Der Kläger und Revisionskläger (Kläger) ist Fuhrunternehmer. Er führt mittels zweier Frachtkähne auch Frachtfahrten auf dem Wasser aus. Diese Kähne hatte er im Veranlagungszeitraum 1965 nach entsprechender fernmündlicher Auftragserteilung auch dazu eingesetzt, in den seichten Gewässern um die Insel X Seekies zu bergen und am Kai anzulanden. Von dort wurde der Kies entweder von den Auftraggebern abgeholt oder ihnen vom Kläger mit eigenem Kraftfahrzeug (Kfz) zugeführt. Nach den Geschäftsbedingungen des Klägers galten seit März/April 1965 für diese Aufträge die Bestimmungen der §§ 425 ff. HGB für Frachtführer.

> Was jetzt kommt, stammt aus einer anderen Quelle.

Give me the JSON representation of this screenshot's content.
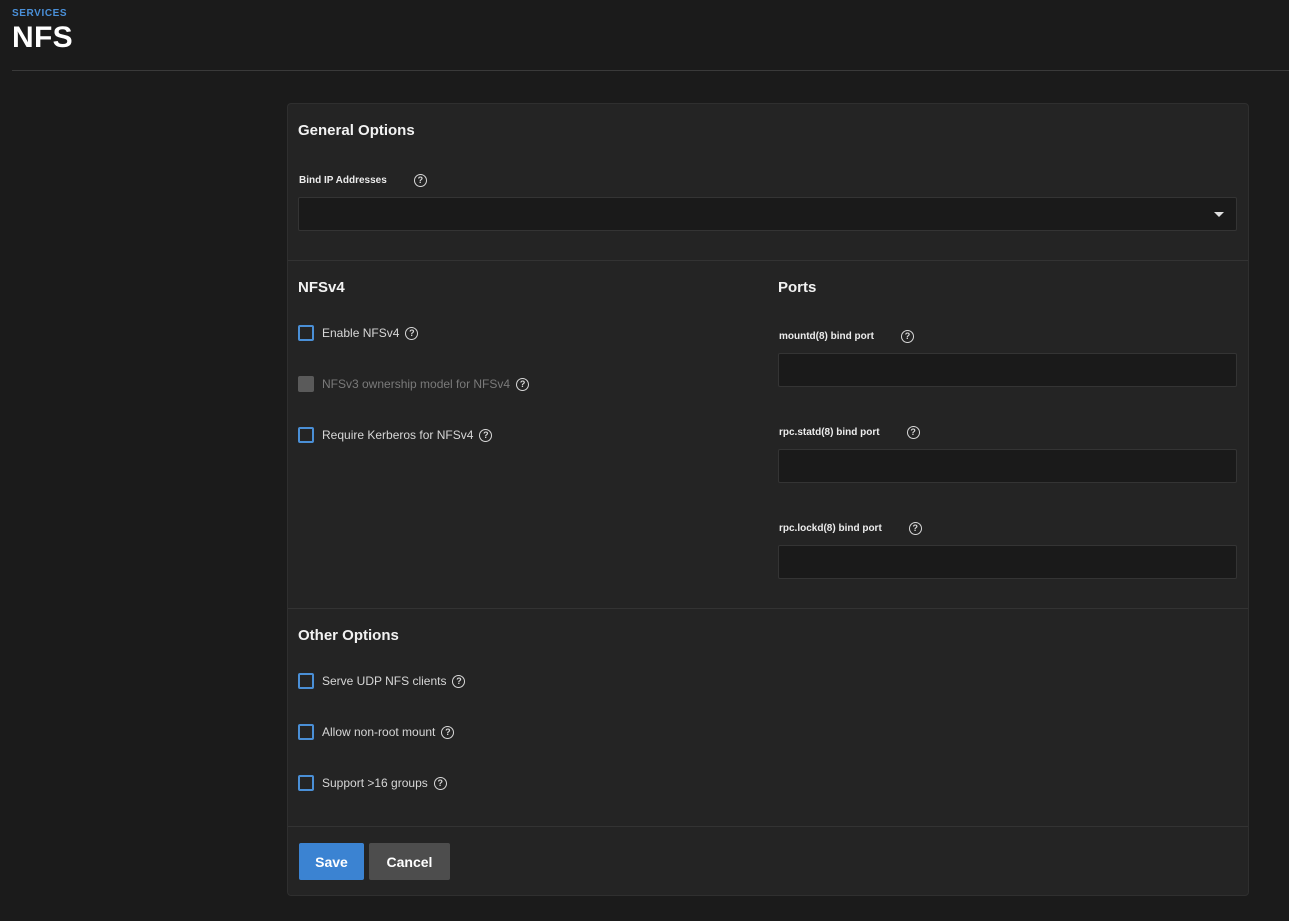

Während der Kläger die Umsätze aus der Bergung und Anlandung von Seekies als nach § 4 Nr. 9 UStG 1951 i. V. m. § 35 Abs. 1 Nr. 1 UStDB 1951 steuerfrei ansah, unterwarf der Beklagte und Revisionsbeklagte (FA) diese Umsätze der Steuer zum allgemeinen Steuersatz von 4 v. H. (Bescheid vom 14. Februar 1966). Einspruch und Klage blieben ohne Erfolg. Das FG führte zur Begründung seiner Entscheidung aus:

Der Kläger habe zwar nach seinen den Auftraggebern bekannten Geschäftsbedingungen den Seekies nicht für sich selbst bergen und auf Grund von Kaufvereinbarungen an seine Abnehmer liefern wollen (Aneignung unter gleichzeitiger Begründung von Eigenbesitz der Auftraggeber als Besitzmittler und unmittelbarer Fremdbesitzer -- Frachtführer --: §§ 958, 868 BGB; Palandt, Bürgerliches Gesetzbuch, 29. Aufl., Anm. 2 b zu § 958). Soweit der Kläger auf einer Bergungsfahrt Kies für mehrere Auftraggeber zugleich geborgen habe, hätten diese das Eigentum an dem Kies nur erlangen können, wenn sie durch Besitzmittlung des Klägers Mitbesitzer (§ 866 BGB) und durch Aneignung mit Hilfe des Klägers Miteigentümer der Gesamtmenge des Kieses geworden seien. Alsdann habe die Bruchteilsgemeinschaft wieder auseinandergesetzt und der Mitbesitz am ganzen in Alleinbesitz an bestimmten Mengen umgewandelt werden müssen.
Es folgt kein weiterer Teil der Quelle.